The international team's strength would be its infield, while the junior college squad was stronger than I expected. The juco team's defense would be shaky, but it would score some runs and have a solid rotation.

    A lot of people are debating who the overall No. 1 prospect is, Rays lefthander David Price or Orioles catcher Matt Wieters. The last time I can remember Baseball America ranking a catcher No. 1 was Joe Mauer. Before Mauer, who was the last catcher to rank as the best prospect in baseball?

    David Galluzzo
    Brunswick, N.Y.

We're working on our annual Top 100 Prospects issue right now, and our list and a slew of accompanying features should be posted online next week. You'll have to wait to find out who gets our endorsement, but I will tell you that I've spent the last week surveying baseball officials as to whom they'd choose between Price and Wieters.

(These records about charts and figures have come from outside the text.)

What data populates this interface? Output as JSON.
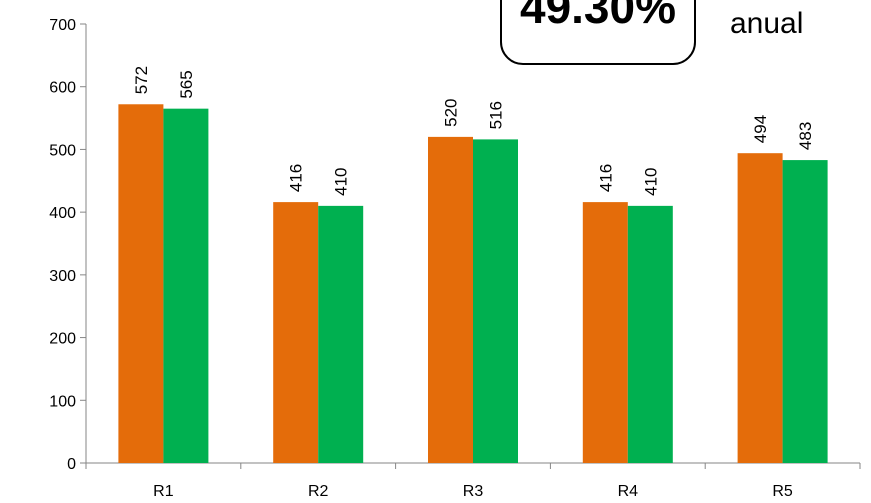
{
  "chart_data": {
    "type": "bar",
    "categories": [
      "R1",
      "R2",
      "R3",
      "R4",
      "R5"
    ],
    "series": [
      {
        "values": [
          572,
          416,
          520,
          416,
          494
        ],
        "color": "#E46C0A"
      },
      {
        "values": [
          565,
          410,
          516,
          410,
          483
        ],
        "color": "#00B050"
      }
    ],
    "ylim": [
      0,
      700
    ],
    "yticks": [
      0,
      100,
      200,
      300,
      400,
      500,
      600,
      700
    ],
    "data_labels": true,
    "grid": false,
    "legend": "none"
  },
  "annotation": {
    "badge_text": "49.30%",
    "side_text": "anual"
  }
}
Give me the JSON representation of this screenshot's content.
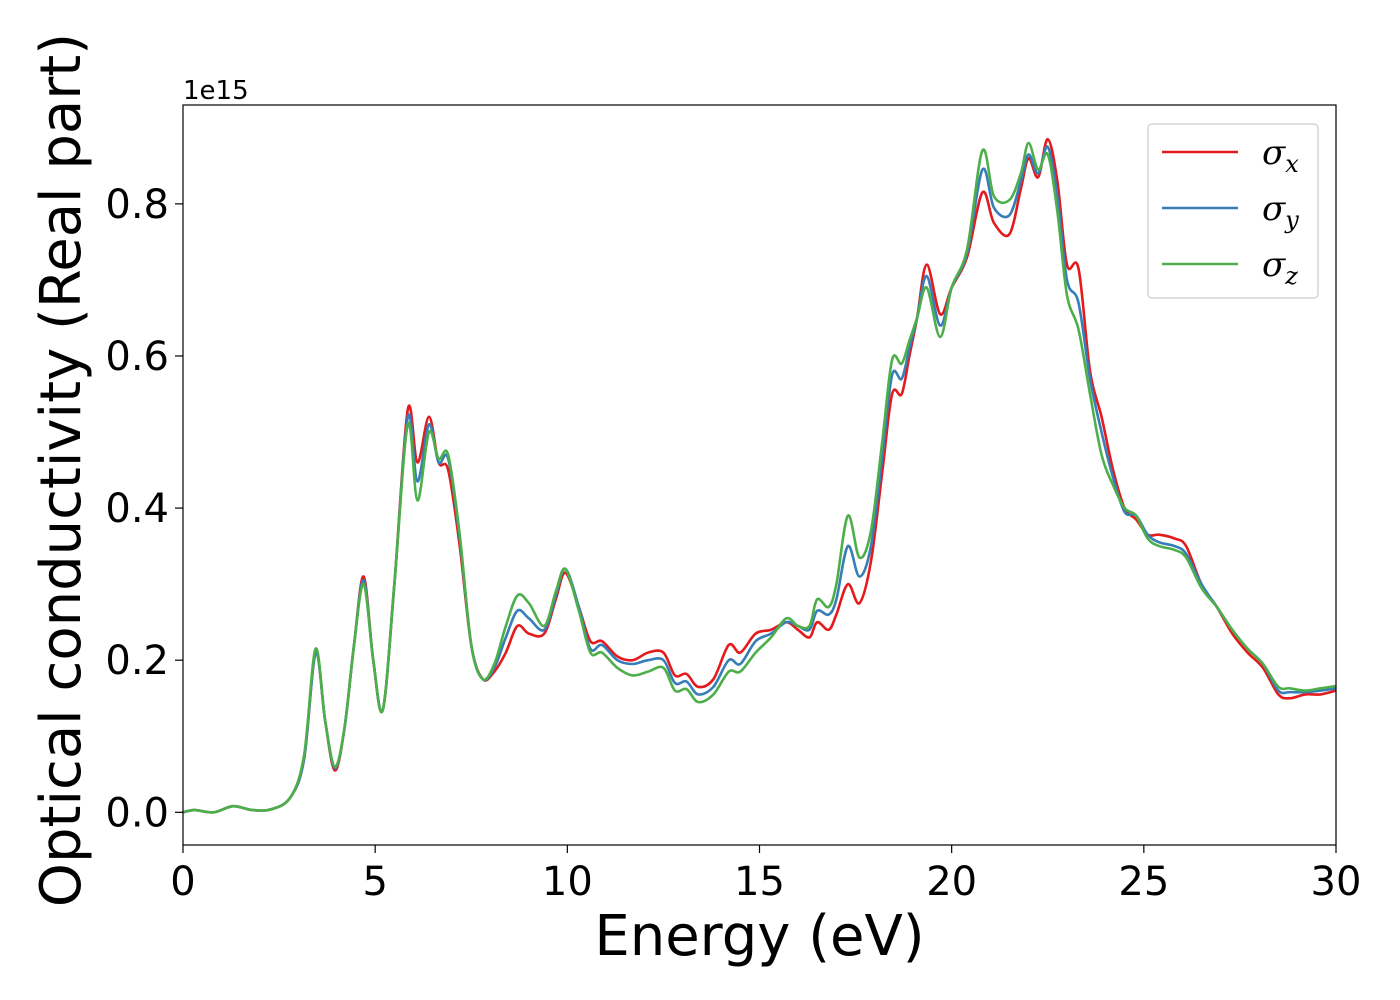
{
  "chart_data": {
    "type": "line",
    "xlabel": "Energy (eV)",
    "ylabel": "Optical conductivity (Real part)",
    "y_offset_label": "1e15",
    "xlim": [
      0,
      30
    ],
    "ylim": [
      -0.043,
      0.93
    ],
    "xticks": [
      0,
      5,
      10,
      15,
      20,
      25,
      30
    ],
    "xtick_labels": [
      "0",
      "5",
      "10",
      "15",
      "20",
      "25",
      "30"
    ],
    "yticks": [
      0.0,
      0.2,
      0.4,
      0.6,
      0.8
    ],
    "ytick_labels": [
      "0.0",
      "0.2",
      "0.4",
      "0.6",
      "0.8"
    ],
    "grid": false,
    "legend_position": "top-right",
    "series": [
      {
        "name": "σx",
        "legend_base": "σ",
        "legend_sub": "x",
        "color": "#e41a1c",
        "points": [
          [
            0,
            0.0
          ],
          [
            0.3,
            0.003
          ],
          [
            0.8,
            0.0
          ],
          [
            1.3,
            0.008
          ],
          [
            1.8,
            0.003
          ],
          [
            2.3,
            0.004
          ],
          [
            2.8,
            0.02
          ],
          [
            3.15,
            0.07
          ],
          [
            3.45,
            0.21
          ],
          [
            3.7,
            0.12
          ],
          [
            3.95,
            0.055
          ],
          [
            4.2,
            0.11
          ],
          [
            4.45,
            0.22
          ],
          [
            4.7,
            0.31
          ],
          [
            4.95,
            0.2
          ],
          [
            5.2,
            0.135
          ],
          [
            5.5,
            0.3
          ],
          [
            5.85,
            0.53
          ],
          [
            6.1,
            0.46
          ],
          [
            6.4,
            0.52
          ],
          [
            6.65,
            0.46
          ],
          [
            6.9,
            0.45
          ],
          [
            7.2,
            0.35
          ],
          [
            7.5,
            0.22
          ],
          [
            7.8,
            0.175
          ],
          [
            8.1,
            0.185
          ],
          [
            8.4,
            0.21
          ],
          [
            8.7,
            0.245
          ],
          [
            9.0,
            0.235
          ],
          [
            9.4,
            0.235
          ],
          [
            9.7,
            0.28
          ],
          [
            9.95,
            0.315
          ],
          [
            10.3,
            0.27
          ],
          [
            10.6,
            0.225
          ],
          [
            10.9,
            0.225
          ],
          [
            11.3,
            0.205
          ],
          [
            11.7,
            0.2
          ],
          [
            12.1,
            0.21
          ],
          [
            12.5,
            0.21
          ],
          [
            12.8,
            0.18
          ],
          [
            13.1,
            0.182
          ],
          [
            13.4,
            0.165
          ],
          [
            13.8,
            0.175
          ],
          [
            14.2,
            0.22
          ],
          [
            14.5,
            0.21
          ],
          [
            14.9,
            0.235
          ],
          [
            15.3,
            0.24
          ],
          [
            15.7,
            0.25
          ],
          [
            16.0,
            0.24
          ],
          [
            16.3,
            0.23
          ],
          [
            16.5,
            0.25
          ],
          [
            16.8,
            0.24
          ],
          [
            17.0,
            0.26
          ],
          [
            17.3,
            0.3
          ],
          [
            17.6,
            0.275
          ],
          [
            17.9,
            0.33
          ],
          [
            18.2,
            0.45
          ],
          [
            18.45,
            0.55
          ],
          [
            18.7,
            0.55
          ],
          [
            18.9,
            0.6
          ],
          [
            19.1,
            0.65
          ],
          [
            19.35,
            0.72
          ],
          [
            19.7,
            0.655
          ],
          [
            20.0,
            0.69
          ],
          [
            20.4,
            0.73
          ],
          [
            20.8,
            0.815
          ],
          [
            21.1,
            0.775
          ],
          [
            21.5,
            0.76
          ],
          [
            21.8,
            0.82
          ],
          [
            22.0,
            0.86
          ],
          [
            22.25,
            0.835
          ],
          [
            22.5,
            0.885
          ],
          [
            22.75,
            0.83
          ],
          [
            23.0,
            0.72
          ],
          [
            23.3,
            0.715
          ],
          [
            23.6,
            0.58
          ],
          [
            23.9,
            0.52
          ],
          [
            24.2,
            0.45
          ],
          [
            24.5,
            0.4
          ],
          [
            24.8,
            0.385
          ],
          [
            25.1,
            0.365
          ],
          [
            25.4,
            0.365
          ],
          [
            25.8,
            0.36
          ],
          [
            26.1,
            0.35
          ],
          [
            26.5,
            0.3
          ],
          [
            26.9,
            0.27
          ],
          [
            27.3,
            0.235
          ],
          [
            27.7,
            0.21
          ],
          [
            28.1,
            0.19
          ],
          [
            28.5,
            0.155
          ],
          [
            28.8,
            0.15
          ],
          [
            29.2,
            0.155
          ],
          [
            29.6,
            0.155
          ],
          [
            30.0,
            0.16
          ]
        ]
      },
      {
        "name": "σy",
        "legend_base": "σ",
        "legend_sub": "y",
        "color": "#377eb8",
        "points": [
          [
            0,
            0.0
          ],
          [
            0.3,
            0.003
          ],
          [
            0.8,
            0.0
          ],
          [
            1.3,
            0.008
          ],
          [
            1.8,
            0.003
          ],
          [
            2.3,
            0.004
          ],
          [
            2.8,
            0.02
          ],
          [
            3.15,
            0.07
          ],
          [
            3.45,
            0.21
          ],
          [
            3.7,
            0.12
          ],
          [
            3.95,
            0.058
          ],
          [
            4.2,
            0.11
          ],
          [
            4.45,
            0.22
          ],
          [
            4.7,
            0.305
          ],
          [
            4.95,
            0.2
          ],
          [
            5.2,
            0.135
          ],
          [
            5.5,
            0.3
          ],
          [
            5.85,
            0.52
          ],
          [
            6.1,
            0.435
          ],
          [
            6.4,
            0.51
          ],
          [
            6.65,
            0.46
          ],
          [
            6.9,
            0.465
          ],
          [
            7.2,
            0.36
          ],
          [
            7.5,
            0.22
          ],
          [
            7.8,
            0.175
          ],
          [
            8.1,
            0.19
          ],
          [
            8.4,
            0.23
          ],
          [
            8.7,
            0.265
          ],
          [
            9.0,
            0.255
          ],
          [
            9.4,
            0.24
          ],
          [
            9.7,
            0.285
          ],
          [
            9.95,
            0.32
          ],
          [
            10.3,
            0.27
          ],
          [
            10.6,
            0.215
          ],
          [
            10.9,
            0.22
          ],
          [
            11.3,
            0.2
          ],
          [
            11.7,
            0.195
          ],
          [
            12.1,
            0.2
          ],
          [
            12.5,
            0.2
          ],
          [
            12.8,
            0.17
          ],
          [
            13.1,
            0.172
          ],
          [
            13.4,
            0.155
          ],
          [
            13.8,
            0.165
          ],
          [
            14.2,
            0.2
          ],
          [
            14.5,
            0.195
          ],
          [
            14.9,
            0.225
          ],
          [
            15.3,
            0.235
          ],
          [
            15.7,
            0.25
          ],
          [
            16.0,
            0.245
          ],
          [
            16.3,
            0.24
          ],
          [
            16.5,
            0.265
          ],
          [
            16.8,
            0.26
          ],
          [
            17.0,
            0.28
          ],
          [
            17.3,
            0.35
          ],
          [
            17.6,
            0.31
          ],
          [
            17.9,
            0.35
          ],
          [
            18.2,
            0.47
          ],
          [
            18.45,
            0.575
          ],
          [
            18.7,
            0.57
          ],
          [
            18.9,
            0.61
          ],
          [
            19.1,
            0.65
          ],
          [
            19.35,
            0.705
          ],
          [
            19.7,
            0.64
          ],
          [
            20.0,
            0.69
          ],
          [
            20.4,
            0.735
          ],
          [
            20.8,
            0.845
          ],
          [
            21.1,
            0.795
          ],
          [
            21.5,
            0.785
          ],
          [
            21.8,
            0.83
          ],
          [
            22.0,
            0.865
          ],
          [
            22.25,
            0.84
          ],
          [
            22.5,
            0.875
          ],
          [
            22.75,
            0.81
          ],
          [
            23.0,
            0.7
          ],
          [
            23.3,
            0.67
          ],
          [
            23.6,
            0.57
          ],
          [
            23.9,
            0.5
          ],
          [
            24.2,
            0.44
          ],
          [
            24.5,
            0.395
          ],
          [
            24.8,
            0.39
          ],
          [
            25.1,
            0.365
          ],
          [
            25.4,
            0.355
          ],
          [
            25.8,
            0.35
          ],
          [
            26.1,
            0.34
          ],
          [
            26.5,
            0.3
          ],
          [
            26.9,
            0.27
          ],
          [
            27.3,
            0.24
          ],
          [
            27.7,
            0.215
          ],
          [
            28.1,
            0.195
          ],
          [
            28.5,
            0.16
          ],
          [
            28.8,
            0.158
          ],
          [
            29.2,
            0.158
          ],
          [
            29.6,
            0.16
          ],
          [
            30.0,
            0.163
          ]
        ]
      },
      {
        "name": "σz",
        "legend_base": "σ",
        "legend_sub": "z",
        "color": "#4daf4a",
        "points": [
          [
            0,
            0.0
          ],
          [
            0.3,
            0.003
          ],
          [
            0.8,
            0.0
          ],
          [
            1.3,
            0.008
          ],
          [
            1.8,
            0.003
          ],
          [
            2.3,
            0.004
          ],
          [
            2.8,
            0.02
          ],
          [
            3.15,
            0.075
          ],
          [
            3.45,
            0.215
          ],
          [
            3.7,
            0.12
          ],
          [
            3.95,
            0.06
          ],
          [
            4.2,
            0.11
          ],
          [
            4.45,
            0.22
          ],
          [
            4.7,
            0.3
          ],
          [
            4.95,
            0.2
          ],
          [
            5.2,
            0.135
          ],
          [
            5.5,
            0.3
          ],
          [
            5.85,
            0.51
          ],
          [
            6.1,
            0.41
          ],
          [
            6.4,
            0.5
          ],
          [
            6.65,
            0.465
          ],
          [
            6.9,
            0.47
          ],
          [
            7.2,
            0.365
          ],
          [
            7.5,
            0.22
          ],
          [
            7.8,
            0.175
          ],
          [
            8.1,
            0.195
          ],
          [
            8.4,
            0.245
          ],
          [
            8.7,
            0.285
          ],
          [
            9.0,
            0.275
          ],
          [
            9.4,
            0.245
          ],
          [
            9.7,
            0.29
          ],
          [
            9.95,
            0.32
          ],
          [
            10.3,
            0.265
          ],
          [
            10.6,
            0.21
          ],
          [
            10.9,
            0.21
          ],
          [
            11.3,
            0.19
          ],
          [
            11.7,
            0.18
          ],
          [
            12.1,
            0.185
          ],
          [
            12.5,
            0.19
          ],
          [
            12.8,
            0.16
          ],
          [
            13.1,
            0.162
          ],
          [
            13.4,
            0.145
          ],
          [
            13.8,
            0.155
          ],
          [
            14.2,
            0.185
          ],
          [
            14.5,
            0.185
          ],
          [
            14.9,
            0.21
          ],
          [
            15.3,
            0.23
          ],
          [
            15.7,
            0.255
          ],
          [
            16.0,
            0.245
          ],
          [
            16.3,
            0.245
          ],
          [
            16.5,
            0.28
          ],
          [
            16.8,
            0.27
          ],
          [
            17.0,
            0.3
          ],
          [
            17.3,
            0.39
          ],
          [
            17.6,
            0.335
          ],
          [
            17.9,
            0.37
          ],
          [
            18.2,
            0.49
          ],
          [
            18.45,
            0.595
          ],
          [
            18.7,
            0.59
          ],
          [
            18.9,
            0.62
          ],
          [
            19.1,
            0.65
          ],
          [
            19.35,
            0.69
          ],
          [
            19.7,
            0.625
          ],
          [
            20.0,
            0.69
          ],
          [
            20.4,
            0.74
          ],
          [
            20.8,
            0.87
          ],
          [
            21.1,
            0.81
          ],
          [
            21.5,
            0.805
          ],
          [
            21.8,
            0.84
          ],
          [
            22.0,
            0.88
          ],
          [
            22.25,
            0.845
          ],
          [
            22.5,
            0.865
          ],
          [
            22.75,
            0.79
          ],
          [
            23.0,
            0.68
          ],
          [
            23.3,
            0.635
          ],
          [
            23.6,
            0.55
          ],
          [
            23.9,
            0.47
          ],
          [
            24.2,
            0.43
          ],
          [
            24.5,
            0.4
          ],
          [
            24.8,
            0.39
          ],
          [
            25.1,
            0.36
          ],
          [
            25.4,
            0.35
          ],
          [
            25.8,
            0.345
          ],
          [
            26.1,
            0.335
          ],
          [
            26.5,
            0.295
          ],
          [
            26.9,
            0.27
          ],
          [
            27.3,
            0.24
          ],
          [
            27.7,
            0.215
          ],
          [
            28.1,
            0.195
          ],
          [
            28.5,
            0.165
          ],
          [
            28.8,
            0.163
          ],
          [
            29.2,
            0.16
          ],
          [
            29.6,
            0.163
          ],
          [
            30.0,
            0.166
          ]
        ]
      }
    ]
  }
}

We started doing the Top 100 in 1990, and Mauer is the only catcher ever to rank No. 1. He jumped to the top of the list in 2004, and after missing most of that season with a knee injury, repeated in 2005.

BA founder Allan Simpson wrote a fun story in 2002, where he speculated on what the top of the Top 100 lists would have looked like all the way back to 1951. He listed three catchers as No. 1 prospects:

• Ted Simmons, Cardinals (1969). Simmons was the 10th overall pick in the 1967 draft, though he was only the third backstop selected. In 1968, his first full pro season, he led the high Class A California League with a .331 average and 117 RBIs, launching a career in which he would make eight all-star teams. He fell of the Hall of Fame ballot after garnering just 4 percent of the vote in his only year on the ballot (1994), but he's arguably the best eligible catcher not enshrined in Cooperstown.

• Johnny Bench, Reds (1968). Simmons spent much of his career overshadowed by Bench, the best catcher ever. A second-round pick in 1965, he was the first drafted player selected for the Hall of Fame. He hit .259 with 23 homers in 98 games at Triple-A Buffalo in 1967, got called up that August and never looked back.

• Bob "Hawk" Taylor, Braves (1958). Taylor established a new bonus record in 1957, signing for $108,000. At the time, any player signed for more than $4,000 had to spend his first two years in the major leagues or else be exposed to waivers, so Taylor spent that summer sitting on eventual World Series champion Milwaukee's bench as an 18-year-old, going 2-for-7. Baseball changed the bonus rule after the season, allowing Taylor to go to the minors, but he never delivered on his promise. He spent parts of 11 seasons in the majors, hitting .218/.258/.319 in 394 games.

Roland Hemond, then the Braves' assistant farm director, said Taylor never recovered from hurting his arm in his first workout with the team.

"As a catcher, he had all the tools," Hemond said. "He had a great arm, could run and could really swing the bat. But after he hurt his arm and was forced to move to the outfield, he was just never the same player. His bat played much better when he was a catcher."